Unauthorized Related-Party Agreements: Corporate Officers’ Liability Becomes Automatic
The framework governing related-party agreements (conventions réglementées) is a cornerstone of French corporate law. Its purpose is to prevent conflicts of interest that may arise when corporate officers enter into agreements, directly or through an intermediary, with the company they manage.
Until recently, case law had consistently held that a corporate officer could invoke good faith as a defense: the mere failure to obtain prior authorization was not sufficient, in itself, to give rise to liability, unless concealment or fraudulent conduct was established.
A decision of the Cour de Cassation (French Supreme Court) dated September 17, 2025[1] overturned this traditional approach.

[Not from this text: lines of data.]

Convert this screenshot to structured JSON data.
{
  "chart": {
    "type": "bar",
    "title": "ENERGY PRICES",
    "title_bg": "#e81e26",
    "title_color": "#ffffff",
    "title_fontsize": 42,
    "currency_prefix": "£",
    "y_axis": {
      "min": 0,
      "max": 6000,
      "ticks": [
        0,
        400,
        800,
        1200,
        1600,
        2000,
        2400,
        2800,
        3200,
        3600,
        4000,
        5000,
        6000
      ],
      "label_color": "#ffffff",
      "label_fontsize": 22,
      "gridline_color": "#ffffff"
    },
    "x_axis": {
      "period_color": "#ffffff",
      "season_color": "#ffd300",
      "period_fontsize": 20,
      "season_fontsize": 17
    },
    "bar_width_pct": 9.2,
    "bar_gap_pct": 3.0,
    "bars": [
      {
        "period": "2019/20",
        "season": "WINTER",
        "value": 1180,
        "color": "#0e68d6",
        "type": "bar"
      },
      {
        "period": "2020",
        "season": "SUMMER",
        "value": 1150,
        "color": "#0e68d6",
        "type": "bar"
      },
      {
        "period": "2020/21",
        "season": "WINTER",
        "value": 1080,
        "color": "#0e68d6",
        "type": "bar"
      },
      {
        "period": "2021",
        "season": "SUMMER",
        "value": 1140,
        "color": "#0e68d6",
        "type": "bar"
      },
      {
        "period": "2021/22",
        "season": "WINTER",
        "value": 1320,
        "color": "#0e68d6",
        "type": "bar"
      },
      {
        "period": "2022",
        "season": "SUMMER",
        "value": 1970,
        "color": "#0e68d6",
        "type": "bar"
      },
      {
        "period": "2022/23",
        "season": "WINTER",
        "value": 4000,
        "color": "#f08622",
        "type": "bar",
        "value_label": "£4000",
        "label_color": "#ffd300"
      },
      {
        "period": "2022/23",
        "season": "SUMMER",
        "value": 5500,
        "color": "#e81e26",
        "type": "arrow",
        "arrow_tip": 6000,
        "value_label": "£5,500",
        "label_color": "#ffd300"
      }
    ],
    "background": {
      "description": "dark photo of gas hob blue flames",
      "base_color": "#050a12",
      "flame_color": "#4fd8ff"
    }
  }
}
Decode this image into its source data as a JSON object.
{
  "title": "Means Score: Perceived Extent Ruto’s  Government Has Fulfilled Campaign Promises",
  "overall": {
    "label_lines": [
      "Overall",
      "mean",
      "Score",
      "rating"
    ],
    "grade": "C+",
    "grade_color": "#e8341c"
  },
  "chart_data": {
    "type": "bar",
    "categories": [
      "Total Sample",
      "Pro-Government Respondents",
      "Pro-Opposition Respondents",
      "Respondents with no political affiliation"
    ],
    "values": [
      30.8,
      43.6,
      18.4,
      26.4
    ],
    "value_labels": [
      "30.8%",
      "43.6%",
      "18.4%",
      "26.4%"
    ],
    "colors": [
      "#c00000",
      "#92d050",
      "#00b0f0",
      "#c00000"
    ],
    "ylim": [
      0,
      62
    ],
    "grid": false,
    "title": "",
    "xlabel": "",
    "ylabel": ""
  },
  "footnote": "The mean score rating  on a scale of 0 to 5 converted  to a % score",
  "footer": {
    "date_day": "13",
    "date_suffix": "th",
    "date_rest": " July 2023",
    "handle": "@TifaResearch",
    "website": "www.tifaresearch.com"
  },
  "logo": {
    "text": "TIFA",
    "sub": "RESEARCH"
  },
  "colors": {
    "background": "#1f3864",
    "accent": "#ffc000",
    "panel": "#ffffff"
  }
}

Pursuant to Article L.225-38 of the French Commercial Code, a related-party agreement is defined as any agreement entered into, directly or indirectly, between a company and one of the members of its management board or supervisory board, or a shareholder holding more than 10% of the voting rights.
A strict procedure that must be followed
In public limited companies (sociétés anonymes), Article L.225-86 of the French Commercial Code subjects related-party agreements to a two-step authorization process:
· prior authorization from the supervisory board (or the board of directors, depending on the corporate structure);
· subsequent approval by the shareholders’ general meeting.
Failure to comply with the procedure applicable to related-party agreements may give rise to several sanctions.
First, the civil liability of the relevant officer may be incurred in order to obtain compensation for the damage suffered by the company and/or its shareholders. In addition, and without prejudice to such liability, the agreement itself may be annulled where it has had adverse consequences for the company (Article L.225-90 of the French Commercial Code).
However, the last paragraph of this Article provides that such nullity may be remedied by a vote of the shareholders’ general meeting, acting on the basis of a special report prepared by the statutory auditors or, failing that, by the chairman of the board of directors or of the supervisory board, setting out the reasons why the authorization procedure was not complied with.
Finally, the civil liability of the corporate officer may also be incurred under Article L.225-251 of the French Commercial Code where a breach of statutory provisions or mismanagement (faute de gestion) is established.
The September 17, 2025 case
In this case, the chairman of the management board of a public limited company, who was also employed by the company under an employment contract, had implemented a time savings account accruing benefits to himself, without obtaining prior authorization from the supervisory board. Upon his retirement, the company brought legal action for restitution and damages, arguing that the arrangement constituted an unauthorized related-party agreement.
The Lyon Court of Appeal initially dismissed the claim against the corporate officer, holding that the absence of prior authorization did not constitute mismanagement, in the absence of fraud or concealment.
For the first time, in a landmark decision marking a clear departure from previously established case law, the Commercial Chamber of the Cour de Cassation overturned this reasoning, holding that failure to comply with the authorization procedure constituted per se mismanagement, regardless of any fraudulent intent or personal benefit.
A now objective form of liability
The decision, therefore, enshrines a strict approach to the formal requirements applicable to related-party agreements, as the corporate officer’s misconduct is now established solely by the failure to comply with the statutory procedure. As a result, neither the corporate officer’s intent nor their good faith can shield them from liability.
Accordingly, compliance with procedural rules can no longer be viewed as a mere formality; it has become a core governance requirement, essential to ensuring the validity of corporate actions and the protection of the company’s interests.
In other words, a corporate officer’s liability now becomes automatic whenever the statutory procedure is not complied with.
Practical implications for companies
This development requires companies and their corporate officers to strengthen their vigilance and internal controls, in particular by:
· accurately identifying any situation likely to give rise to a personal interest for a corporate officer;
· strictly securing the related-party agreements authorization process;
· anticipating the risks associated with omissions or overly flexible interpretations of the applicable rules.
Observance of the formal requirements governing related-party agreements is no longer a mere legal constraint: it is now a pillar of corporate governance and compliance.